Monday, February 1, 2010

Downhill and mostly upright

I don't get skiing. Maybe its because the slopes are hours away from my house. Maybe its because my tootsies stay frozen and numb when its under 40 degrees. Maybe because its impossible to wipe the snot off your face when you have thick gloves on. Or maybe because after six or seven runs, my knees and thighs scream and feel like they will never work right ever again.

You'd think after taking a week and half off the week before last I'd be done taking time off work to play. Well, you'd be wrong.

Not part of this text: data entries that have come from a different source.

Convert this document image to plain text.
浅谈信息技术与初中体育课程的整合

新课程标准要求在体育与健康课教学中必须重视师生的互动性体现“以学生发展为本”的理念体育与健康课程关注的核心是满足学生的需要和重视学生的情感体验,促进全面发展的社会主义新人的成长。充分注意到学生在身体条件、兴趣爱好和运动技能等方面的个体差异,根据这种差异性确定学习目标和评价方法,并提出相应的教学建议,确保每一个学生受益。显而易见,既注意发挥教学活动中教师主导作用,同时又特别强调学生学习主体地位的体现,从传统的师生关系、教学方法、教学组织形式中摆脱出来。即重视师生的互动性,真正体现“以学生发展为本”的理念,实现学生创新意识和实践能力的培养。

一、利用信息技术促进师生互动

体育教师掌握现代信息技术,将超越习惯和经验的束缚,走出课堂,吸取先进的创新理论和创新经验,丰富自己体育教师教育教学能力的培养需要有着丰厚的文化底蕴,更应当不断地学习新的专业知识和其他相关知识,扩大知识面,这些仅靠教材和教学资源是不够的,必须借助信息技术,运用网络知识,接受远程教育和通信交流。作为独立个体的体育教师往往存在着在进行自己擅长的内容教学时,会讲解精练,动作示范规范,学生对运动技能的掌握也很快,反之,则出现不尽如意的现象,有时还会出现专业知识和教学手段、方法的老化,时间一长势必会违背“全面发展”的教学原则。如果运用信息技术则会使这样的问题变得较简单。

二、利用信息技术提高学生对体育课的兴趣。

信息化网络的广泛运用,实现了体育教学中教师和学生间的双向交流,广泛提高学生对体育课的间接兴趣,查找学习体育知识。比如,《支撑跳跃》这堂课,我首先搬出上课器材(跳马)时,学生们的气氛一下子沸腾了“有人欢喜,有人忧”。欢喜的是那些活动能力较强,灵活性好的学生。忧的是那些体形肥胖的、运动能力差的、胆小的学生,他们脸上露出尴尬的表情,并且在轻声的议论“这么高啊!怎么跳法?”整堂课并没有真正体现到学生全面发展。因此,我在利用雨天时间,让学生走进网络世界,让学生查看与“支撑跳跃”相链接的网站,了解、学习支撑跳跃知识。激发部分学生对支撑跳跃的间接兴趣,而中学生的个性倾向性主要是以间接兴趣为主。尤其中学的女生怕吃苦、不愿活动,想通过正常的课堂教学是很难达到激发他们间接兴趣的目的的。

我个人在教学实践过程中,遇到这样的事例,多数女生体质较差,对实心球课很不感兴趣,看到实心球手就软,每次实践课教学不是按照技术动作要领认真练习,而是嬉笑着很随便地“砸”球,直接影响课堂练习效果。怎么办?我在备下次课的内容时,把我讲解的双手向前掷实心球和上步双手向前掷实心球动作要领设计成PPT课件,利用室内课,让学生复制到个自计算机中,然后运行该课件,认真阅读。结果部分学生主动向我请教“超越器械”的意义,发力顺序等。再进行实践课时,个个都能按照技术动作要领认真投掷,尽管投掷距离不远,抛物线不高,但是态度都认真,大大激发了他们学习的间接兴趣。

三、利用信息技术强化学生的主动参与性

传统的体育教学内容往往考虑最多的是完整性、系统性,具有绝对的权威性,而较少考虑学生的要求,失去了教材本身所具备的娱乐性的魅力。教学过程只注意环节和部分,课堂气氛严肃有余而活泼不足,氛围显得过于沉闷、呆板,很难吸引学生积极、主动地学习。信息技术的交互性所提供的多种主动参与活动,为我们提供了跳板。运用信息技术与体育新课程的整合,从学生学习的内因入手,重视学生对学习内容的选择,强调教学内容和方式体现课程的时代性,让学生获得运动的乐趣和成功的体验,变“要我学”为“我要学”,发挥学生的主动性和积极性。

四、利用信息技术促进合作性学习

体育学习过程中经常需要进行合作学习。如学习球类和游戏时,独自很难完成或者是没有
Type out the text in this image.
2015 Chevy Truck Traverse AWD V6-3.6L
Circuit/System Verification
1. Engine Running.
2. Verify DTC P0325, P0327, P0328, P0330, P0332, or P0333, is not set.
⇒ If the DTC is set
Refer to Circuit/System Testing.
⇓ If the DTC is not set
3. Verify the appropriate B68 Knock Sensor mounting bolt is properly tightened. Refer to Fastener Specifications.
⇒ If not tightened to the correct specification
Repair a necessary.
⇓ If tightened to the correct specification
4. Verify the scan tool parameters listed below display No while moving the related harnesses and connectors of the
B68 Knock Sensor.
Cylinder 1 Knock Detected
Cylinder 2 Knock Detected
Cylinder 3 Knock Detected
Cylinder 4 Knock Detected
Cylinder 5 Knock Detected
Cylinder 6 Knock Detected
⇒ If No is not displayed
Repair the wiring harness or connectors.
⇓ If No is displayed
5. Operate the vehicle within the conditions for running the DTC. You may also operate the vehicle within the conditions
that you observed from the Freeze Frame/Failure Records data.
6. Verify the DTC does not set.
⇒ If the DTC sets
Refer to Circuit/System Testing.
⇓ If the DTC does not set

Before I went to Mexico, my mom cornered me about going skiing. She hasn't gone in at least a decade (I haven't gone since 2002) and because my dad and grandma no longer require our care, she's got lots of time to fill. Lots. Of. Time. She was so excited about the thought of going skiing; I was lukewarm at best. Skiing? In the winter? Its cold. It requires lots of falling on my ass. And the boots and the walking in the boots and, did I mention that its cold? But how I could I say no to a woman who has spent every moment of the last 3-4 years caring for everyone but herself? The answer is, you don't say no. You paste a smile on and say "wow mom! What fun! I've got lots of vacation time! Let's go!"

So, I took yet another day off work today and we headed to the mountains. Thank god she let me drive - I don't know which one would have been scarier; careening down a mountain skidding on ice created by the constant scraping of snowboarders, or being in the passenger seat while mom drives 50 mph in the left hand lane on a 65 mph highway.

When we finally got there (forgot to print out directions and there was a notable lack of highway signage), it took us at least an hour to rent our gear and figure out how to get it all on. I swear to you. At one point, mom was latching up my shoes and pulling at my snow pants zippers like I was three. But, seriously, I couldn't do it myself. I needed my mommy to get me dressed. Path-et-ic.

I tried to convince mom that we should start on the bunny slope/training hill. She took a look at it and said "Nah. Let's just go." I pictured her swooshing down the mountain without a care in the world, while I walked my ass down, defeated and broken. So, onto the lift we went; and started down the longest, scariest "easy" hill I've ever seen. I landed on my bottom once, and had a hell of a time figuring out how to get up, but got it eventually. Halfway down, I had to stop (I should have just fallen again, it would have been easier) because my thighs were burning. Burning worse than they do in Pump class after the 18-millionth squat. Burning, burning burning. And the lodge was sooooo far away. I don't know how I made it to the bottom, and I sure as hell wasn't sure that I could do it again. But how could I not? Am I going to let my 60 year old mom kick my ass on the ski slope? Well, my thighs said yes, but my ego said no.

And then, we hooked up with S and J. S went to Mexico with us and lives near the mountains. I mentioned the mom ski trip and she was instantly enthusiastic about meeting up and trying to ski together. J is her business partner, and just so happens to be a ski instructor. Oh. My. God. They are my new favorite people. He immediately offered to give us some tips on the next run and we took him up on it. We spent the entire afternoon with them, with J following us down the mountain, helping us figure it out, helping the thighs not burn quite so bad, giving us little exercises to do the whole way down the mountain. "Do this one with your arms out, chest facing downhill!" "Step the traverse" "Gain some speed!" "Lift your uphill foot." "Step through the turn." "Keep your eyes forward - don't look down." "Keep a smile on your face!" Thank god he kept saying that smile thing, because I was Frowny McDowner there for a little bit. I was concentrating - I can't smile and concentrate at the same time. Hey! We all have our limits.

We skiied until 4:30, then I threw in the towel. I was tired. If I had gone down one more time, it would have been ugly. Amusing for those around me, but ugly.

Skiing is never going to be my thing, but I was really glad that I was able to spent time with my mom and help her do something she's been wanting to do for a while. And now, I'm going to finish my wine, and put some ice on my knees and pray that I'll be able to walk tomorrow...

3 comments:

kristen said...

next time send Connie my way - i'm DYING to go skiing - havent done so since 1993, i dont think, but i'm DYING to do it!

Ms Behaviour said...

Wow, you are a much MUCH better person than me!

Mike said...

I love posts like these. And I love skiing. Great job!